Some organic compounds have the physical characteristic of being mirror images of each other, much like your hands are mirror images of each other. Such molecules are called enantiomers. A compound that has this property is called chiral and this chirality is typically derived from one or more carbon atoms present in the molecule that has four unique substituents (groups/atoms) attached to it. Thus, in the field of asymmetric synthesis, chemists are interested in preparing only one of two possible mirror images. This has important implications for drug development since the human body consists of chiral molecules (i.e. DNA, proteins) and thus one mirror image may interact with a protein but the other may not or, in the worst case scenario, the other mirror image may interact with a protein you don't want it to interact with. Thus, most new compounds that are administered as drugs must now be exclusively one of two possible mirror images. Thus, racemic synthesis involves chemical reactions that deliver a one to one mixture of the two enantiomers.
Asymmetric Synthesis and Applications of b-Lactones
We are interested in preparing b-lactones as single enantiomers because they are strained molecules and thus somewhat reactive.

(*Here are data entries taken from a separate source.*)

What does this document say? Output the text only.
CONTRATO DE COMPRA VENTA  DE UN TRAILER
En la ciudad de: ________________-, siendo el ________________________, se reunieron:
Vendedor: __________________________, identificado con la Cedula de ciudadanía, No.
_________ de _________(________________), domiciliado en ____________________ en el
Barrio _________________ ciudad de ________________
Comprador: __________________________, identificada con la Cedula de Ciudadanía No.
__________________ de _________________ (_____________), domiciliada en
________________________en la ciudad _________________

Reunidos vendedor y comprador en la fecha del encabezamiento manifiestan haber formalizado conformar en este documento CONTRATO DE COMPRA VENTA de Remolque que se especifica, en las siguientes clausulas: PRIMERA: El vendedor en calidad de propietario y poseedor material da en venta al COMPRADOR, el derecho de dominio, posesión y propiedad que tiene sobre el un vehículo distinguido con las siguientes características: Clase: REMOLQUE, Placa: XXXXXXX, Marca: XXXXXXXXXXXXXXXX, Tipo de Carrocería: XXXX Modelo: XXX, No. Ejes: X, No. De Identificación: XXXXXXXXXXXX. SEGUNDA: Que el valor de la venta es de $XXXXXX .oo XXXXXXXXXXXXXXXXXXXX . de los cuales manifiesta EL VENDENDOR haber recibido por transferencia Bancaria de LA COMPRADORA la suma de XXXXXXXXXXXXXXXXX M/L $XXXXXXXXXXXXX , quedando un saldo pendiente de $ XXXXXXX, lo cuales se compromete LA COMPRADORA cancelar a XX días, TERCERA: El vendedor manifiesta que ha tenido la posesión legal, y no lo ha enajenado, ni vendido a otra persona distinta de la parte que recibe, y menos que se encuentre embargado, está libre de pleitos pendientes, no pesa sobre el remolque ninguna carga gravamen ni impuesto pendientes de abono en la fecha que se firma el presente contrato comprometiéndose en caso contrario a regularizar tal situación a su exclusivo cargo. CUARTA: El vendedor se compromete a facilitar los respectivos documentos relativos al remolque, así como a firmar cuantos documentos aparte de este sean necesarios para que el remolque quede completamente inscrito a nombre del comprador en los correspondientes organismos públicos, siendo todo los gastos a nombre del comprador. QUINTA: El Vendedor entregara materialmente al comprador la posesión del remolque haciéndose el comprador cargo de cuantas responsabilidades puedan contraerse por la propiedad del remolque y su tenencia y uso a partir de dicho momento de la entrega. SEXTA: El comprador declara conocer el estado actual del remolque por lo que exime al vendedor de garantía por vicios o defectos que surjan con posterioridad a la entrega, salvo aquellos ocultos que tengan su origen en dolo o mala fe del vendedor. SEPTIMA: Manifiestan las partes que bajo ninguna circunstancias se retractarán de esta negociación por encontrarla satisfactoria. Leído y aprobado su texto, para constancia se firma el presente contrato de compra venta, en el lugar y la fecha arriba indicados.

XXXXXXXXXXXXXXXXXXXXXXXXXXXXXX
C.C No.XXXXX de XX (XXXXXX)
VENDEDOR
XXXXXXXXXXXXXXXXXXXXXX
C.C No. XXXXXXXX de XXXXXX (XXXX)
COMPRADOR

This property allows them to serve as useful building blocks to prepare other types of compounds. Having developed a new method for preparing b-lactones, we like to demonstrate its utility by using the method to prepare a bioactive compound of topical interest. In this regard, we have used our methods to prepare panclicin D, a pancreatic lipase inhibitor ( a related compound, tetahydrolipstatin/Orlistat® marketed by Hoffman La Roche is used as an anti-obesity drug), okinonellin B, a cytotoxic agent from a marine sponge, and ongoing projects are directed towards brefeldin A and derivatives, a fungal product with antiviral, immunosuppressive, and antibacterial activity, and omuralide derivatives, proteasome inhibitors with potential as anti-malarial agents.
Summary of Romo Group Research Interests
My group is using organic synthesis to prepare compounds that have proven and/or potential immunosuppressive , antitumor, neurotoxic, antifungal, antibacterial, and anti-malarial activity. Thus, there is the possibility that some of these compounds might prove useful for treating ailments associated with these activities. However, a key goal in our research is a more basic aspect and that is, the fact that these compounds display these activities indicates that these compounds have the potential to shed light on the still relatively poorly understood inner workings of human, bacterial, fungal, and tumor cells. This has important implications for our continued fight against these ailments because the more we know about how cells work, the better we will be equipped in controlling the activity and function of those cells.